DETAILED ACTION
Notice of Pre-AIA or AIA Status
The present application, filed on or after March 16, 2013, is being examined under the first inventor to file provisions of the AIA .
Response to Amendment
Claim 12 is withdrawn.
Claim 1 is currently amended.
Claims 4 and 8-9 are cancelled.
In view of amendment, filed on 03/19/2026, the following rejections are withdrawn from the previous office action, mailed on 12/22/2025.
Rejection of claims 1-11 under 35 U.S.C. 112(b)
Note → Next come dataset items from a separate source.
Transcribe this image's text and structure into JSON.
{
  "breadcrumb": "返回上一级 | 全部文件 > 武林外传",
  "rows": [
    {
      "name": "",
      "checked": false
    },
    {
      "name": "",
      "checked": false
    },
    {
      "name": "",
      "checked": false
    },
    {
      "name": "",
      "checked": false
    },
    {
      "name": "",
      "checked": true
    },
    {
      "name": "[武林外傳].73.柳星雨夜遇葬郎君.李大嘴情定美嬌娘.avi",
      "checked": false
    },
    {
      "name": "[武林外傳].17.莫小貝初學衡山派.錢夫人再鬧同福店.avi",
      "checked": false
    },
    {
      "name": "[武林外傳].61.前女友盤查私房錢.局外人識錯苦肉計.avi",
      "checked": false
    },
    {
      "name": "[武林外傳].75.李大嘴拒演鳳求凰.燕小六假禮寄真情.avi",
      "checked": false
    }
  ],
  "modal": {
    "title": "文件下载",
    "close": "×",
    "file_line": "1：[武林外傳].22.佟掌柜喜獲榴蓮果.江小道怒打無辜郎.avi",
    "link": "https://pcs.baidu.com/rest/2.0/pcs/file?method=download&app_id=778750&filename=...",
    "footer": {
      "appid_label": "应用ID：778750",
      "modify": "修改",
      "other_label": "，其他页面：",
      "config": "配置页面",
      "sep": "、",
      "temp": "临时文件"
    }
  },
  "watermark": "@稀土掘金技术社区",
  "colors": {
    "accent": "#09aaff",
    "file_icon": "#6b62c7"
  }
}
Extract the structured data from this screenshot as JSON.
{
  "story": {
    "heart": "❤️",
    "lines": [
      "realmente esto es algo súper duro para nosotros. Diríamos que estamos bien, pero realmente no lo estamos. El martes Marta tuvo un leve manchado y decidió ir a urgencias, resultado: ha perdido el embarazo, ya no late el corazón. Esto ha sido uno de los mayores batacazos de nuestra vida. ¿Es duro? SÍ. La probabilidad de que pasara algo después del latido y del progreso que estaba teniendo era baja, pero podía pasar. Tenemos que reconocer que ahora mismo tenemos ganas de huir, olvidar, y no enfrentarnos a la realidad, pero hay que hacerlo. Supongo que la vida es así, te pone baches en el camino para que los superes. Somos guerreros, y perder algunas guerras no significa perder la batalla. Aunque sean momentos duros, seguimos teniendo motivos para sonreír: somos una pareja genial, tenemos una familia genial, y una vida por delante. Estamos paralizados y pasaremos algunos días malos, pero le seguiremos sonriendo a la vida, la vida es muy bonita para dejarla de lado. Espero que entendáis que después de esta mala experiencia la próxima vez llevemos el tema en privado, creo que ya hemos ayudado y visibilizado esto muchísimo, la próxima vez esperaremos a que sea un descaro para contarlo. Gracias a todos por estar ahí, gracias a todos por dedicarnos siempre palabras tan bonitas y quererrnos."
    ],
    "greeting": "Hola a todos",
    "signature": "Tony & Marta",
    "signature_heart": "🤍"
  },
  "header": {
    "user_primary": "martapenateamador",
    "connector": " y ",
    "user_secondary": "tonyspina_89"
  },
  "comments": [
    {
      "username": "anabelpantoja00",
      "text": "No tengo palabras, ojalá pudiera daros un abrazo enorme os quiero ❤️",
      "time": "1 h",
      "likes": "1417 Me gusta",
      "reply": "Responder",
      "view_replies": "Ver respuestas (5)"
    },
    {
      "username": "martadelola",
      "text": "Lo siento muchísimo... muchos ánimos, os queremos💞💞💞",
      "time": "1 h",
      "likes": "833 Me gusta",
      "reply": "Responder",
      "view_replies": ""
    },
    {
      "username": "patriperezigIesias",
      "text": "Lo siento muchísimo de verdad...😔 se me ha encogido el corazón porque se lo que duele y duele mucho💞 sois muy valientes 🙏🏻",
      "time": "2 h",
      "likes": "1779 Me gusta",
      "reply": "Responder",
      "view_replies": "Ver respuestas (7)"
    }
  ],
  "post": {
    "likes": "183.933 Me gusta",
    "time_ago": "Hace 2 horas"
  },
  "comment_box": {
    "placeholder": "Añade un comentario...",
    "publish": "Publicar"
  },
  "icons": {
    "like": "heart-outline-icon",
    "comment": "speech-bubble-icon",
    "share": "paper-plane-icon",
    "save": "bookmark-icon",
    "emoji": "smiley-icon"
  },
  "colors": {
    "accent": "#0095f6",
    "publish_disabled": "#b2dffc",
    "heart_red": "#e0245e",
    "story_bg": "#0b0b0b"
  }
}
Rejection of claims 1-2, 5-6, and 10-11 under 35 U.S.C. 102(a)(1) / (a)(2) as being anticipated by Galindo et al. (EP 3,809,600)
New Grounds of Rejections
Claim Rejections - 35 USC § 103
The following is a quotation of 35 U.S.C. 103 which forms the basis for all obviousness rejections set forth in this Office action:
A patent for a claimed invention may not be obtained, notwithstanding that the claimed invention is not identically disclosed as set forth in section 102, if the differences between the claimed invention and the prior art are such that the claimed invention as a whole would have been obvious before the effective filing date of the claimed invention to a person having ordinary skill in the art to which the claimed invention pertains. Patentability shall not be negated by the manner in which the invention was made.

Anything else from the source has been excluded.